Над вымерзшим городом, над заснеженной черепицей низеньких домов, над флюгером на магистрате, над колокольней церкви Девы Марии Тишайшей шорох, шелест, мягкое колебание мерзлого воздуха. Где сегодня — а вот хоть тут, у бесполезной башенки на крыше знахарки Агнессы, там под черепицей, на чердаке, летний запах от сухих трав и крылья уснувших осенью бабочек, а над печной трубой — хитро кованный козырек в завитках. Серая хламида сминается прямыми складками, как на алтарной картине, возле которой так любит стоять отец Питер, наклоняется деревянная миска, и белый, гладкий поток соединяет небо и снег. Искрящийся сугроб протаивает белой чашей, сладкий пар и запах, как от молочного супа с клецками, как от молочницы Марии, что летом приносила тяжелый кувшин, как от палево-рыжего брюха, которое надо толкать лапами, пока прямо в рот не брызнет…
Серые, рыжие, белые — так что по снегу несется лишь тень, — запретно черные, полосатые, с меткой Богородицы на пушистых лбах — бегут они к снежной чаше. Серые, рыжие, черные морды в густых и сладких молочных звездах. Розовые лепестки языков складываются крошечными ковшиками, сугроб, дом, город покачиваются в слитном ритме молочного плеска.

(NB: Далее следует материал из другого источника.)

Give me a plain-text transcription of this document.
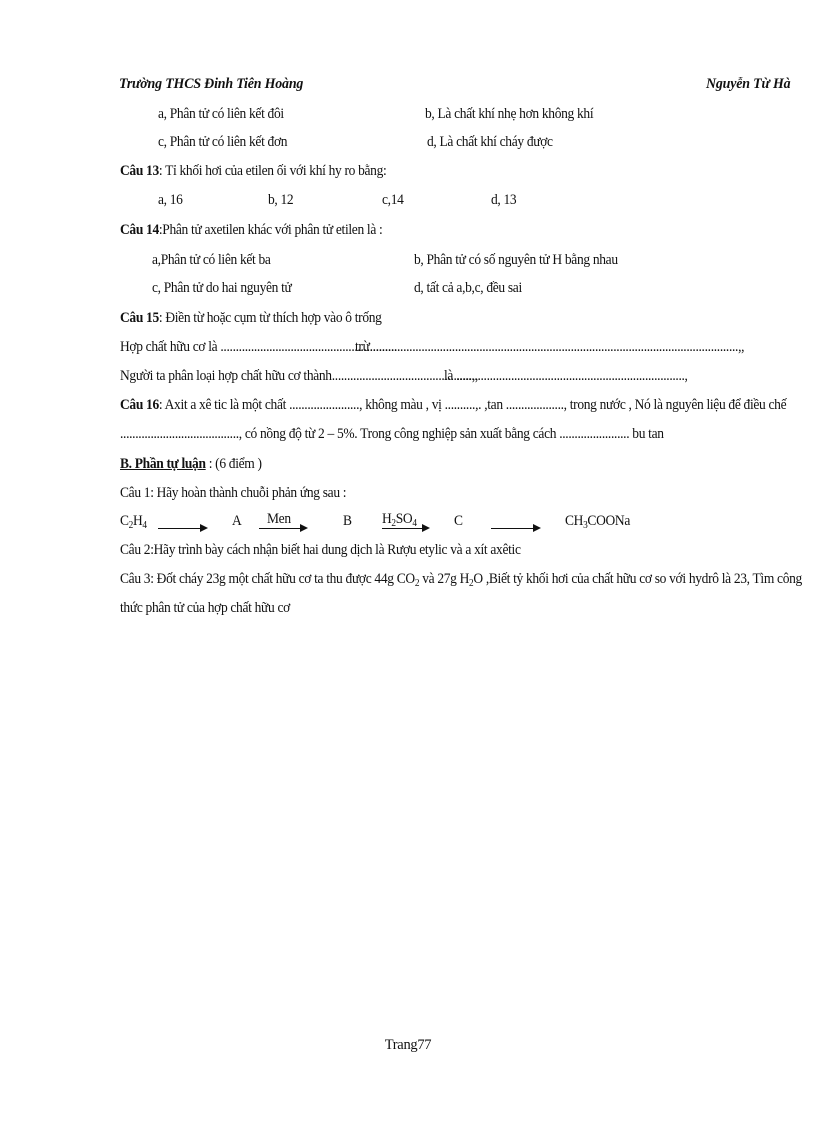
Trường THCS Đinh Tiên Hoàng	Nguyễn Từ Hà
a, Phân tử có liên kết đôi	b, Là chất khí nhẹ hơn không khí
c, Phân tử có liên kết đơn	d, Là chất khí cháy được
Câu 13: Tỉ khối hơi của etilen ối với khí hy ro bằng:
a, 16	b, 12	c,14	d, 13
Câu 14:Phân tử axetilen khác với phân tử etilen là :
a,Phân tử có liên kết ba	b, Phân tử có số nguyên tử H bằng nhau
c, Phân tử do hai nguyên tử	d, tất cả a,b,c, đều sai
Câu 15: Điền từ hoặc cụm từ thích hợp vào ô trống
Hợp chất hữu cơ là ..........................................................
trừ.........................................................................................................................,,
Người ta phân loại hợp chất hữu cơ thành..............................................,,
là ...........................................................................,
Câu 16: Axit a xê tic là một chất ......................., không màu , vị ..........,. ,tan ..................., trong nước , Nó là nguyên liệu để điều chế
......................................., có nồng độ từ 2 – 5%. Trong công nghiệp sản xuất bằng cách ....................... bu tan
B. Phần tự luận : (6 điểm )
Câu 1: Hãy hoàn thành chuỗi phản ứng sau :
$C_2H_4 \to A$ Men	B $H_2SO_4$	C	$CH_3COONa$
Câu 2:Hãy trình bày cách nhận biết hai dung dịch là Rượu etylic và a xít axêtic
Câu 3: Đốt cháy 23g một chất hữu cơ ta thu được 44g $CO_2$ và 27g $H_2O$ ,Biết tỷ khối hơi của chất hữu cơ so với hydrô là 23, Tìm công
thức phân tử của hợp chất hữu cơ
Trang77
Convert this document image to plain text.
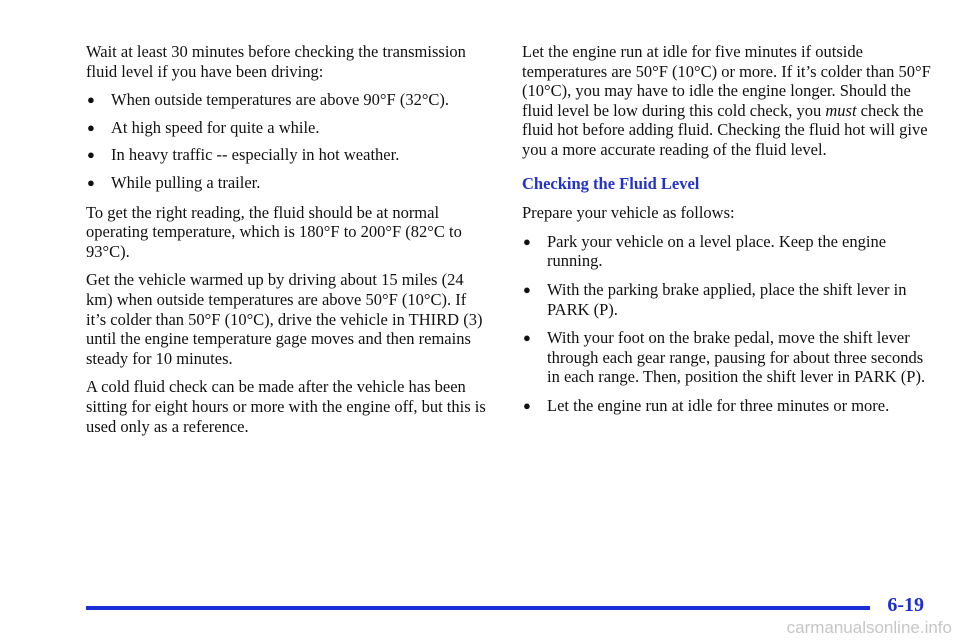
Wait at least 30 minutes before checking the transmission fluid level if you have been driving:

● When outside temperatures are above 90°F (32°C).
● At high speed for quite a while.
● In heavy traffic -- especially in hot weather.
● While pulling a trailer.

To get the right reading, the fluid should be at normal operating temperature, which is 180°F to 200°F (82°C to 93°C).

Get the vehicle warmed up by driving about 15 miles (24 km) when outside temperatures are above 50°F (10°C). If it’s colder than 50°F (10°C), drive the vehicle in THIRD (3) until the engine temperature gage moves and then remains steady for 10 minutes.

A cold fluid check can be made after the vehicle has been sitting for eight hours or more with the engine off, but this is used only as a reference.

Let the engine run at idle for five minutes if outside temperatures are 50°F (10°C) or more. If it’s colder than 50°F (10°C), you may have to idle the engine longer. Should the fluid level be low during this cold check, you must check the fluid hot before adding fluid. Checking the fluid hot will give you a more accurate reading of the fluid level.

Checking the Fluid Level

Prepare your vehicle as follows:

● Park your vehicle on a level place. Keep the engine running.
● With the parking brake applied, place the shift lever in PARK (P).
● With your foot on the brake pedal, move the shift lever through each gear range, pausing for about three seconds in each range. Then, position the shift lever in PARK (P).
● Let the engine run at idle for three minutes or more.
6-19
carmanualsonline.info
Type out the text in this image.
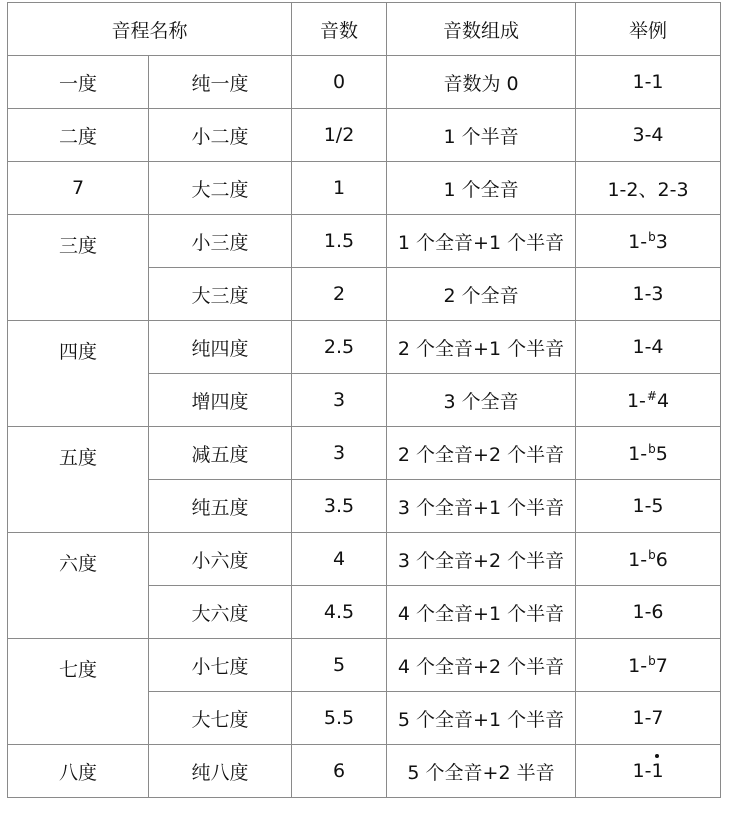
音程名称		音数	音数组成	举例
一度	纯一度	0	音数为 0	1-1
二度	小二度	1/2	1 个半音	3-4
7	大二度	1	1 个全音	1-2、2-3
三度	小三度	1.5	1 个全音+1 个半音	1-$^b$3
	大三度	2	2 个全音	1-3
四度	纯四度	2.5	2 个全音+1 个半音	1-4
	增四度	3	3 个全音	1-#4
五度	减五度	3	2 个全音+2 个半音	1-$^b$5
	纯五度	3.5	3 个全音+1 个半音	1-5
六度	小六度	4	3 个全音+2 个半音	1-$^b$6
	大六度	4.5	4 个全音+1 个半音	1-6
七度	小七度	5	4 个全音+2 个半音	1-$^b$7
	大七度	5.5	5 个全音+1 个半音	1-7
八度	纯八度	6	5 个全音+2 半音	1-1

Звук этот заставляет сонно ворочаться дочь бургомистра. А ее толстого любимца Мартина и вовсе будит. В звездчатой прорези ставни — стылая луна, под пологом постели, на тонких нитях чуть колышутся золотые пряничные звезды, изразцы печи горячи, молоко в блюдце тепло, и только от окна тянет зимним, сахарным ветерком, в который вплетен сладкий по-иному запах. Мартин тяжело спрыгивает с окна. Подцепляет лапой дверь, вниз-вниз по лестнице, в первый раз за зиму в прорезанное в двери оконце, заботливо прикрытое кожаным фартуком, обжигая нежные подушечки непривычным для лап снегом — туда, к манящей протаянной чаше, от которой неторопливо расходятся рыжие, черные, серые, сытые. Озадаченно принюхивается. И что это с ними каждый раз? Снег как снег…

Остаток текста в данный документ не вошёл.